PHOTOS COURTESY OF POLITIFACT.COM

By MOHAMED HAMALUDIN

Brett Kavanaugh provides testimony before the Judiciary Committee of the United States Senate.

These days, even a United States Senator can feel unconstrained to act on his conscience only when he is not seeking re-election and does not have to face the wrath of Donald Trump. That is the case of Arizona’s Republican Senator Jeff Flake, who has emerged as the hero in the high drama of Brett Kavanaugh’s nomination to the U.S. Supreme Court.

Flake is credited with delaying the final vote by the full Senate by demanding a week’s delay to allow the FBI to update its background check on Kavanaugh following university professor Christine Blasey Ford’s sexual assault allegation.

Afterwards, Flake made it clear in media interviews, especially with The Atlantic magazine and CBS News, that, contrary to the prevailing wisdom, he was motivated not by an emotional confrontation with two women in an elevator.

In fact, he had been prepared to believe Kavanaugh, in the absence of evidence to support Blasey Ford’s accusation. “I’m a conservative. He’s a conservative judge,” he told reporters.

Rather, he wanted to protect “the process” by safeguarding the “credibility” of the Senate and the image of the Supreme Court after the acrimony of the Kavanaugh hearing.
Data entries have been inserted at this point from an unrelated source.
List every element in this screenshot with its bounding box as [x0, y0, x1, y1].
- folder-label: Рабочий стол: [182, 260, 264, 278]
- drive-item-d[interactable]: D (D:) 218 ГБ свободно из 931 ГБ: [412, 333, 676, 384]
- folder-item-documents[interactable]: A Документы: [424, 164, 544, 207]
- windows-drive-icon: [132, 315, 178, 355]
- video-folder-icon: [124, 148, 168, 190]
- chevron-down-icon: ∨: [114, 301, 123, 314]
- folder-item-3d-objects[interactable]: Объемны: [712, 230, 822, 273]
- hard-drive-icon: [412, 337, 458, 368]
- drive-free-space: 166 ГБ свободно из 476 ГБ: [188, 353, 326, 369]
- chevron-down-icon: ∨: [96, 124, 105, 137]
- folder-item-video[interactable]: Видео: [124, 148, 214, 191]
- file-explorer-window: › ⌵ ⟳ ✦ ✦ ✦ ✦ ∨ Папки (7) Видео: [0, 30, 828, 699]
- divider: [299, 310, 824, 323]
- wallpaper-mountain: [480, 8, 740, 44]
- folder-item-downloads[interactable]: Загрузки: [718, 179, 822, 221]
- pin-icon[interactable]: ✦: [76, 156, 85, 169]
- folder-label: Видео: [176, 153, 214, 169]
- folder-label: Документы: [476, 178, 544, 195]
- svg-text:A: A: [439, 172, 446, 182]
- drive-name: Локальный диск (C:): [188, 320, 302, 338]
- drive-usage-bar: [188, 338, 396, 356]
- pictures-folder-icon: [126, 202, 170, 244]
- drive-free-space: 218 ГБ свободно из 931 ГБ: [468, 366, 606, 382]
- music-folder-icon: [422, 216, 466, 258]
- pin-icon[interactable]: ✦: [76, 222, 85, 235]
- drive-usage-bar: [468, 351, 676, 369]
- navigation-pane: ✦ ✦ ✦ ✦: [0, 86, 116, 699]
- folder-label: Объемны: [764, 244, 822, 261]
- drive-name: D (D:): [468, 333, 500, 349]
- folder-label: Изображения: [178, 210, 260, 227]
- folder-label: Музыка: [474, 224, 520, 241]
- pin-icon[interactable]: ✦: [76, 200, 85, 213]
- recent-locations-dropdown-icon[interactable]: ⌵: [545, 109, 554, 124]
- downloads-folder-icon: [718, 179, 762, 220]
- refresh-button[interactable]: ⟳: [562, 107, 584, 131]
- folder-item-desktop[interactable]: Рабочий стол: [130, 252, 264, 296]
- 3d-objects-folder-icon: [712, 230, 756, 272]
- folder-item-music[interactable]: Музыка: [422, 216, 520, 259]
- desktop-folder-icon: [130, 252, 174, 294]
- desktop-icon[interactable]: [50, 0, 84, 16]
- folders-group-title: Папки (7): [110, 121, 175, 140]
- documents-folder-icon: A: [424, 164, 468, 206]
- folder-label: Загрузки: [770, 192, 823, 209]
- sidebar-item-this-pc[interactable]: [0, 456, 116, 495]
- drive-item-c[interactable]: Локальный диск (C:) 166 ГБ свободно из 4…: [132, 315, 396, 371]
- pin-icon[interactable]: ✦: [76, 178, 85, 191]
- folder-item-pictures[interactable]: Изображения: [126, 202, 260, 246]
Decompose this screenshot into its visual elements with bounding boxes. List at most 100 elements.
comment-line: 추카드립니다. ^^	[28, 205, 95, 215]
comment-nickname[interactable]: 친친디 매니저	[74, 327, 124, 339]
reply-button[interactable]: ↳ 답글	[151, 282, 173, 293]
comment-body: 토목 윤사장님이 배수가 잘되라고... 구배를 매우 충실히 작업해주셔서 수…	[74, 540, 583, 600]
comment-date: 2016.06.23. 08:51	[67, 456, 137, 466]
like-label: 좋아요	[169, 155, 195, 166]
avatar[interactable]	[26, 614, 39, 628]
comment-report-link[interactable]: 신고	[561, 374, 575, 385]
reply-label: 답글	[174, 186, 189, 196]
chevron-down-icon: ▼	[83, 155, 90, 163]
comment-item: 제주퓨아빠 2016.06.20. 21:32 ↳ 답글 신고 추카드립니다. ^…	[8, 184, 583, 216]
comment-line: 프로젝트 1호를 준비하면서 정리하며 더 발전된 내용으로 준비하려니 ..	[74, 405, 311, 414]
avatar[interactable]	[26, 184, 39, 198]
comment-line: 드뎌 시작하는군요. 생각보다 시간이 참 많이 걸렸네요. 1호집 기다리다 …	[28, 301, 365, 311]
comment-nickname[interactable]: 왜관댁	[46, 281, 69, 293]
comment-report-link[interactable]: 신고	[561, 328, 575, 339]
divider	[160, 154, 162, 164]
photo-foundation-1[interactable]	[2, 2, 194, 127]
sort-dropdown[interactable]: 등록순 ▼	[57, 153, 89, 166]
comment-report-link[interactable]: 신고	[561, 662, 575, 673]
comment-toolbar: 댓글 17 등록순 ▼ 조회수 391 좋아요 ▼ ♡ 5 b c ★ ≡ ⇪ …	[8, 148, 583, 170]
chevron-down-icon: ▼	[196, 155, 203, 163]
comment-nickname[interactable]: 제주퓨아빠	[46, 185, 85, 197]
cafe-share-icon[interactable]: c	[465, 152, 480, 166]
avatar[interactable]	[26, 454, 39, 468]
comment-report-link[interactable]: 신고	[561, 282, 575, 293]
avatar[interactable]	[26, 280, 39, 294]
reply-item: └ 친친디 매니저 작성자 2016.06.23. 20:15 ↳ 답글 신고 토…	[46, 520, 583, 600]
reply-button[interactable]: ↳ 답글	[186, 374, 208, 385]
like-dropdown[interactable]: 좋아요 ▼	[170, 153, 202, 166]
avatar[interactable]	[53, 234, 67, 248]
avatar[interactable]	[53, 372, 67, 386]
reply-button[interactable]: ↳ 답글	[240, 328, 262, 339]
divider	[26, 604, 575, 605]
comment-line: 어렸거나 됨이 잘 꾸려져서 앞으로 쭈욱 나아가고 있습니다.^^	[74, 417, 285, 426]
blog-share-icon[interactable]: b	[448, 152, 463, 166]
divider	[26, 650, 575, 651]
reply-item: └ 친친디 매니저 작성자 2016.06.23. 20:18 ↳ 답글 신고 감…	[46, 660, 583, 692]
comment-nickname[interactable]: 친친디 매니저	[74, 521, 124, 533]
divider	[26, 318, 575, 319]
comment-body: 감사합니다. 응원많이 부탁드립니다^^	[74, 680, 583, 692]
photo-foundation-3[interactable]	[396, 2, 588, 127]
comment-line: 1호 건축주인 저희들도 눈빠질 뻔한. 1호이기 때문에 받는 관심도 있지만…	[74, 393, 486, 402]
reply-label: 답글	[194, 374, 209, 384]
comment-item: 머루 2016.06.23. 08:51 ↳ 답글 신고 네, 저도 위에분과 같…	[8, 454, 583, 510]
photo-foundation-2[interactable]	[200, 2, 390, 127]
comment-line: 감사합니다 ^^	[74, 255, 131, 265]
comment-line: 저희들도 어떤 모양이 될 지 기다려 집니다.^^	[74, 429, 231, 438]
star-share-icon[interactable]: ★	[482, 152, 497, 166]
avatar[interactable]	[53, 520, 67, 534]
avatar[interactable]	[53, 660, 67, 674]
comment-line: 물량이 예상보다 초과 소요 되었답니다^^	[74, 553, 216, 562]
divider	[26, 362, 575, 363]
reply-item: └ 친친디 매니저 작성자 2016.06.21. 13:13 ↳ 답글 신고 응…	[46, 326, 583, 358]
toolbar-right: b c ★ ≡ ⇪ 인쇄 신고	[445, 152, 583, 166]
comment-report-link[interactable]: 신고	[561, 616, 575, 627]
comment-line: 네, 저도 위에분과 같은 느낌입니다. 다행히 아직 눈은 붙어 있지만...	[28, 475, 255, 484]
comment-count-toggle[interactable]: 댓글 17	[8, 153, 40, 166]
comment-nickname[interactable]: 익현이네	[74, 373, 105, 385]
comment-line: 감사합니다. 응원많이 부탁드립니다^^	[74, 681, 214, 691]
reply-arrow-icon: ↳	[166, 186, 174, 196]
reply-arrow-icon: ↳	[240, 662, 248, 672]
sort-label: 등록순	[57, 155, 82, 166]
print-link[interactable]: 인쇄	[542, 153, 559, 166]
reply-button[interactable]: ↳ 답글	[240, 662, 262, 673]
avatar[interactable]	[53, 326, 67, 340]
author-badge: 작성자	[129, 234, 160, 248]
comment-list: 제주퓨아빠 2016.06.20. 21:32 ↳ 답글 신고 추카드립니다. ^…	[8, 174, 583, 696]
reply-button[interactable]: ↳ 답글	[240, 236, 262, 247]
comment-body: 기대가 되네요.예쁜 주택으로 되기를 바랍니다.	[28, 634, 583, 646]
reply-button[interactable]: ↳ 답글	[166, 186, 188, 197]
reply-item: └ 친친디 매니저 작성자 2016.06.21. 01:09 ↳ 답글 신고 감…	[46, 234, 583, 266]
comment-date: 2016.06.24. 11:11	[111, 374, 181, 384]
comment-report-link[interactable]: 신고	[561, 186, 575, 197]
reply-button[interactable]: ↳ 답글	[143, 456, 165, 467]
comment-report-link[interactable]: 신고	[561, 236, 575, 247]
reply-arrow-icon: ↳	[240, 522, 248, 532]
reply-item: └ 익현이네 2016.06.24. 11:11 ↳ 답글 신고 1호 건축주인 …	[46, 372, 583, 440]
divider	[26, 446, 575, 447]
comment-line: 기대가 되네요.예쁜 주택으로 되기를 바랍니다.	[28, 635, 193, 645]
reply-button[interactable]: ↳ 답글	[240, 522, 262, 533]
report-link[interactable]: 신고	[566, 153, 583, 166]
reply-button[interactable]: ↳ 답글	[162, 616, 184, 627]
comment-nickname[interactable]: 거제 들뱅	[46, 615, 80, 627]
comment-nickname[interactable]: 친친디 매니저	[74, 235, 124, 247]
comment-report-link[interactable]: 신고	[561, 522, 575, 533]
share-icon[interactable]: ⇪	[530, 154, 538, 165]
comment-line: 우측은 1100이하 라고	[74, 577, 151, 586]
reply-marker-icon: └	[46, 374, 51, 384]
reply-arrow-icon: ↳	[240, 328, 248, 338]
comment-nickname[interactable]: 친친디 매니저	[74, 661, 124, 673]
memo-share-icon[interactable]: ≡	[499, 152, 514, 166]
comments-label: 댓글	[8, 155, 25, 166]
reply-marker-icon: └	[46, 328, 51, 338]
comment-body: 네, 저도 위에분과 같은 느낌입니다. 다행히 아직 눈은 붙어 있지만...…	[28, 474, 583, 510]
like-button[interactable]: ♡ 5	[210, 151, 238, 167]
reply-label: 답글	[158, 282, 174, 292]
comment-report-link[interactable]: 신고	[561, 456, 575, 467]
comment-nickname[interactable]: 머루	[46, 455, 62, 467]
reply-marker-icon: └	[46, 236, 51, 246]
“I knew … that people needed to be more comfortable moving ahead … and most of all that the country needs to feel better about this,” he told reporters.

That meant bipartisanship and Flake needed support from Democrats, who were so alienated from “the process” that several walked out of the hearing at one stage. Flake found an ally in Delaware Senator Chris Coons, with whom he had developed a friendship despite their clashing ideologies.

Coons had been expecting that Flake, with no fear of a voter backlash, would block the nomination. When he learned that was not the case, he gave an impassioned short speech in the committee lamenting that the bickering was making it “very difficult for us to take off our partisan jerseys and at some point, get back to the important work of finding solutions to the challenges facing this country.”

That was apparently just what Flake wanted to hear and he called his friend for a private discussion, telling him, as Coons remembers it, that the Democrats’ demand for a delay in the final vote to allow the FBI to probe further into Blasey Ford’s complaint was “perfectly reasonable.” Flake spoke to other Democrats, according to CBS News, and asked them, “What would cause you to say we have a better process?” He already had his answer, though, and he would win support from two other Republican Senators, both, unlike him, regarded as moderate: Susan Collins of Maine and Lisa Murkowski of Alaska.

So, Democrats got their delay and the FBI re-opened its background check.

Whether the additional probe will uncover any damaging information on Kavanaugh, especially his drinking habits, remains to be seen. The speed with which Trump agreed to bring in the FBI – just hours later – is uncharacteristic of the hardball politics he and the Republican leadership are notorious for. After all, Senate Majority Leader Mitch McConnell, for more than 400 days, blocked President Barack Obama’s nomination of

Merrick Garland to fill the seat on the court left vacant by the sudden death of arch-conservative Antonin Scalia in hopes that a Republican would be elected president. Trump won and he successfully nominated Neil Gorsuch, also a conservative.

He tapped Kavanaugh after Justice Anthony Kennedy announced his retirement. Until his successor is seated, the court, which opened its new session on Monday, is split 4-4 between so-called liberals and conservatives, which, as seen during the Scalia vacancy, limits the scope of its work. The Republicans want Kavanaugh to solidify a 5-4 conservative majority.

If there seems to be a rush to ram his appointment through the Senate, it is for good reason. Some polls are predicting that the Democrats have a chance of winning the Senate in the Nov. 6 mid-term elections.

If Kavanaugh is blocked, Trump will pick a replacement from the list of 21 names which the arch-conservative Federalist Society gave him during the campaign. That would require the confirmation process to be restarted and, if it goes beyond the elections five weeks away, the Democrats would be able to do to the Republicans what they did with the Garland nomination: freeze it — until the 2020 presidential election.

But Kavanaugh is not done yet. The reopened FBI investigation could be just a fig leaf. Trump and company ignore the possibility that he lied about his drinking habits, his temperament and his crass partisanship. They discount Blasey Ford’s credibility, despite risking further alienating women voters. Control of the court for 40 or so years is a bigger prize than one mid-term election, especially since Trump will still be in office. If they cannot seat Kavanaugh, expect them to swiftly name a replacement and ram the nomination through the Senate in the remaining weeks. What is there to stop them?